Soins de santé
Juin 2021, les différentes mutualités et l'Inami démarrent ensemble le projet des Community Health Workers (CHW) afin de pallier le manque d'accès aux soins de santé des populations plus vulnérables suite à la pandémie. Quel bilan tirer un an plus tard ? Se dirige-t-on vers un nouveau métier des soins en Belgique ?

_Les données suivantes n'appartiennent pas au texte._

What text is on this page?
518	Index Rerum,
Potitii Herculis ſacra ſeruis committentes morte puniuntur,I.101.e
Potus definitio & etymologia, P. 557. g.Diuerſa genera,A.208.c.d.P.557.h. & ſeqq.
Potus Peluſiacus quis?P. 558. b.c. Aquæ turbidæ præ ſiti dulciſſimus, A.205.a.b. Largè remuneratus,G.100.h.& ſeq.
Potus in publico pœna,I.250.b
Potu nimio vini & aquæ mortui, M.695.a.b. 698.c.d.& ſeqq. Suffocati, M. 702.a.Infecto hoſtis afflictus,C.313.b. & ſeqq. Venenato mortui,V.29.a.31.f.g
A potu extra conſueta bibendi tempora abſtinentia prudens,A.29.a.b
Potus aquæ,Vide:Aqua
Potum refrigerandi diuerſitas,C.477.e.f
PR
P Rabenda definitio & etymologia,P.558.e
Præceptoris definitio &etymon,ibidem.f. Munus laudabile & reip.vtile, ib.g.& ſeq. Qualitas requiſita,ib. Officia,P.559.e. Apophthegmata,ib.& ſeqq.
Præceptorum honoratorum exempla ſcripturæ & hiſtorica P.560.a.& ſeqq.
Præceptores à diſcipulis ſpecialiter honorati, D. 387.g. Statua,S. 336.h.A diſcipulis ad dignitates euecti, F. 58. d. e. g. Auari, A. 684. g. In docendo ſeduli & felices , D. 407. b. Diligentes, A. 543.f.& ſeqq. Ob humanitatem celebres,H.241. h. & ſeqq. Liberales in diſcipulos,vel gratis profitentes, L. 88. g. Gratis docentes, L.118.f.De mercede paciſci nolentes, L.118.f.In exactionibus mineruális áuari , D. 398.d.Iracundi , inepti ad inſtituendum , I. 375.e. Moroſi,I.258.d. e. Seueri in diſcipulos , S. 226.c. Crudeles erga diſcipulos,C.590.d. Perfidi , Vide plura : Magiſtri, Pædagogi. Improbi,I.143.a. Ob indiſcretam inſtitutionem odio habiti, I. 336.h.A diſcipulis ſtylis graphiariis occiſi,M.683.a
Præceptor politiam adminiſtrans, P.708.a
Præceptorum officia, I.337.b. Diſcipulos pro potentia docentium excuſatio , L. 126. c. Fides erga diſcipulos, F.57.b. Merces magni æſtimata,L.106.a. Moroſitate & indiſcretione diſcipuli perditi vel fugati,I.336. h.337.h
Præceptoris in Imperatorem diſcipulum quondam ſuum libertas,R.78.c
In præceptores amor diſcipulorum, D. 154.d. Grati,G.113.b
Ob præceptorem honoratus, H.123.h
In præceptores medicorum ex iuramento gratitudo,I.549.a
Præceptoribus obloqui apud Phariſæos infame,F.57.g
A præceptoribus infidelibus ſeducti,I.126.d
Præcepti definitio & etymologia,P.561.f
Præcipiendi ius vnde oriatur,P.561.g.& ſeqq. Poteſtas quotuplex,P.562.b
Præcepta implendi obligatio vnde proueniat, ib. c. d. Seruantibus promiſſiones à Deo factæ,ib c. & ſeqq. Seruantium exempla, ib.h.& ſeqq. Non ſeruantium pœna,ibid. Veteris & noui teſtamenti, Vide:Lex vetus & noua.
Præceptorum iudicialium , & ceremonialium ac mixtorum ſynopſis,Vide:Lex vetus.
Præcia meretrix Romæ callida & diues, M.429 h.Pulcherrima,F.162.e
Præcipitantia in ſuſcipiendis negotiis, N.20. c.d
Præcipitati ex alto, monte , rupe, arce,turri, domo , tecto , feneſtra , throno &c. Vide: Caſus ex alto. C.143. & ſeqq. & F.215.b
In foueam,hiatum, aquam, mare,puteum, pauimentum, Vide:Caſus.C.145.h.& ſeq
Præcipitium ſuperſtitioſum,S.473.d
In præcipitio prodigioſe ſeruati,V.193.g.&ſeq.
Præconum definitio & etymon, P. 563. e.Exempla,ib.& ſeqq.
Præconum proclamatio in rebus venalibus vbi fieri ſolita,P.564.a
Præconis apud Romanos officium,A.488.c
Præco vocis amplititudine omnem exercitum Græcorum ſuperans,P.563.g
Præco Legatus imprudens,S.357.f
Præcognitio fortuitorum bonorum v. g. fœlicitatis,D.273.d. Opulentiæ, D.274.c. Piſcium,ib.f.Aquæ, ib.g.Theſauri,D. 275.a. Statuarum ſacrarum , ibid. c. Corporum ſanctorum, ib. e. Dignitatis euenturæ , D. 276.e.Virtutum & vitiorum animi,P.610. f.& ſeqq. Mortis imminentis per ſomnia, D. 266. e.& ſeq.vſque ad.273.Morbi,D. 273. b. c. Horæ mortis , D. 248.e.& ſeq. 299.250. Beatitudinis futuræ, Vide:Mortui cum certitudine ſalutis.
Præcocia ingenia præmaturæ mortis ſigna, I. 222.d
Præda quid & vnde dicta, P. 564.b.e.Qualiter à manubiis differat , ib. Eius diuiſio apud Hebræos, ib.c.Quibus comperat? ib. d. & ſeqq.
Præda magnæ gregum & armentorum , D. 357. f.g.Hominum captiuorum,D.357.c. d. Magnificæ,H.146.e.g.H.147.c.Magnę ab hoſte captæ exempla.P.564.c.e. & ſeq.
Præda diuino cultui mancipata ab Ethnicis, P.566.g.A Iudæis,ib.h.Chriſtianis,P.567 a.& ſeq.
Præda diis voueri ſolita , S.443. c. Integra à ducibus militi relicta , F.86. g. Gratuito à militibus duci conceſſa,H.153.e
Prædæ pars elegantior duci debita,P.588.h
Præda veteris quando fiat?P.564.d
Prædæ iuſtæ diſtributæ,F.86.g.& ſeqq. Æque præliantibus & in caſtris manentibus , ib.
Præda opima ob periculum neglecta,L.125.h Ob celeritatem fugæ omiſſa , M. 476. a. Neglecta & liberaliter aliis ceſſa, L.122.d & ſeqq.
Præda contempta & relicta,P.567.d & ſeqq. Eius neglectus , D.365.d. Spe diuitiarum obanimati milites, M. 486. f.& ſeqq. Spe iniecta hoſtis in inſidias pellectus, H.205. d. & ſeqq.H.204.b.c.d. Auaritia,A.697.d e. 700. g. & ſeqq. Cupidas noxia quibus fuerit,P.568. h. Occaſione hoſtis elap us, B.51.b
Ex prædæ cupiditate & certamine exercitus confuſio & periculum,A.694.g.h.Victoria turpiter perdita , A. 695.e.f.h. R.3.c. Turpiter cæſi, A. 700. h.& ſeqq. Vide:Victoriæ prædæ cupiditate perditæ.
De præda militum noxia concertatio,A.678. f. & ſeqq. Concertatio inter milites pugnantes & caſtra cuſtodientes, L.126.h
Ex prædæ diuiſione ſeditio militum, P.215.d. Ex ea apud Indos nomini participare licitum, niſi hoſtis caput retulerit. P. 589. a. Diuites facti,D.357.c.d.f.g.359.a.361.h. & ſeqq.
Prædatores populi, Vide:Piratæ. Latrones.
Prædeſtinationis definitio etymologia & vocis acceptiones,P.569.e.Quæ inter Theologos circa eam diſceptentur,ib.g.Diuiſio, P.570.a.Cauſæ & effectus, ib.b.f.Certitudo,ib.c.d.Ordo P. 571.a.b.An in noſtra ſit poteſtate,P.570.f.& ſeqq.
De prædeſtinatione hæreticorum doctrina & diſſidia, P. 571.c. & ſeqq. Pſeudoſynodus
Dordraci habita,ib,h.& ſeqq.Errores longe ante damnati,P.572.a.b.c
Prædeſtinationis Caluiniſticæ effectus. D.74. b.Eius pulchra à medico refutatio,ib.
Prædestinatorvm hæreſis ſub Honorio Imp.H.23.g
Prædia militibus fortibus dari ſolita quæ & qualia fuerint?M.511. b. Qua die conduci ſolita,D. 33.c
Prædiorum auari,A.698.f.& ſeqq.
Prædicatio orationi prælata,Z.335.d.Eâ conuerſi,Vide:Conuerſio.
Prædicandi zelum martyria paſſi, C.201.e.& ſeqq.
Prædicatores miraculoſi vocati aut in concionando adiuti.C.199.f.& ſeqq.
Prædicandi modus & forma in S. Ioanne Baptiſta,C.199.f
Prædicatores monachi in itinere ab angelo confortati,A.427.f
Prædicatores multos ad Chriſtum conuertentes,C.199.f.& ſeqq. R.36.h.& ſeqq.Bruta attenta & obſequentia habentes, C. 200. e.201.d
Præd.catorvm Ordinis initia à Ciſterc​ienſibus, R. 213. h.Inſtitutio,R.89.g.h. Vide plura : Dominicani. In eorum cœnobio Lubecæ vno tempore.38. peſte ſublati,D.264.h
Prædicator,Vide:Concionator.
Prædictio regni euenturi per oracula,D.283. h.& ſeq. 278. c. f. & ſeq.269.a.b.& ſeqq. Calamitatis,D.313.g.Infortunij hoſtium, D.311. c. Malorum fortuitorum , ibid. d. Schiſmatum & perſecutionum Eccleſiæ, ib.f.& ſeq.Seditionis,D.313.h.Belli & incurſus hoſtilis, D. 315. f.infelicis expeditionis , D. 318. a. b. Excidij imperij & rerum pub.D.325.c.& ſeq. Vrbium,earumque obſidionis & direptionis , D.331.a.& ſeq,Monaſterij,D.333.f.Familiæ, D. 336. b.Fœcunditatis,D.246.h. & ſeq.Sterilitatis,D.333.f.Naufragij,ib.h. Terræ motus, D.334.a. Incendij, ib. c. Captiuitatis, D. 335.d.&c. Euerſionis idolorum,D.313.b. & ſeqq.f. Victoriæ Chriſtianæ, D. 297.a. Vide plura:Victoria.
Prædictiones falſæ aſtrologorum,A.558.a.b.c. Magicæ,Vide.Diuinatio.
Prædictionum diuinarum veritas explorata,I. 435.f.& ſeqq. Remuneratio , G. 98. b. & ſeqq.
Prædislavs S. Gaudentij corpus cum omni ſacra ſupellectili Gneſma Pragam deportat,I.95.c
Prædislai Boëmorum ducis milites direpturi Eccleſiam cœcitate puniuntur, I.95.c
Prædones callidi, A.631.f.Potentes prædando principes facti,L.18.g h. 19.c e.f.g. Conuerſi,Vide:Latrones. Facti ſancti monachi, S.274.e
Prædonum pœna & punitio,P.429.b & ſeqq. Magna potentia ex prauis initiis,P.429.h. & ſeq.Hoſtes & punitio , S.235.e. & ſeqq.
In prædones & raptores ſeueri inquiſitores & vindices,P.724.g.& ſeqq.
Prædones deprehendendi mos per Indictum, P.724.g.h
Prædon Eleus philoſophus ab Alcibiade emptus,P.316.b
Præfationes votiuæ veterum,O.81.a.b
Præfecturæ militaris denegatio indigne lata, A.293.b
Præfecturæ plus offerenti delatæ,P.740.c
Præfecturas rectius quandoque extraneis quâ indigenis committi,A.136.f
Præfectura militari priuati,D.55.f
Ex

Publié le: 25 janvier 2023
Par: Soraya Soussi
8 min
Photo: © Soraya Soussi
Léon (nom d'emprunt) attend à l'entrée de l'ASBL Vivre solidaire, active contre la pauvreté et l'exclusion sociale à Seraing. Trois autres personnes s'activent près de lui. "C'est bon, on peut décharger", lance la conductrice d'une camionnette tout juste arrivée. La jeune femme travaille dans une association voisine. Ils ont reçu "trop de produits alimentaires des producteurs", se réjouit l'un des bénévoles. Des piles de boîtes d'oeufs s'entassent dans la pièce où les colis sont distribués. De quoi cuisiner des omelettes à profusion durant un moment. Léon donne un coup de mains mais ne se presse pas : il souffre de troubles cardiaques et respiratoires. Après avoir déposé une énième caisse, une autre femme s'approche. La trentaine, de petite taille, cheveux châtains, coupés courts, une pince dans les cheveux pour retenir sa mèche, son regard est vif et ses yeux bleus rieurs. Elle porte un badge avec son nom et s’avance : "Je suis Vanessa, la facilitatrice en santé. On peut entrer prendre une tasse de café."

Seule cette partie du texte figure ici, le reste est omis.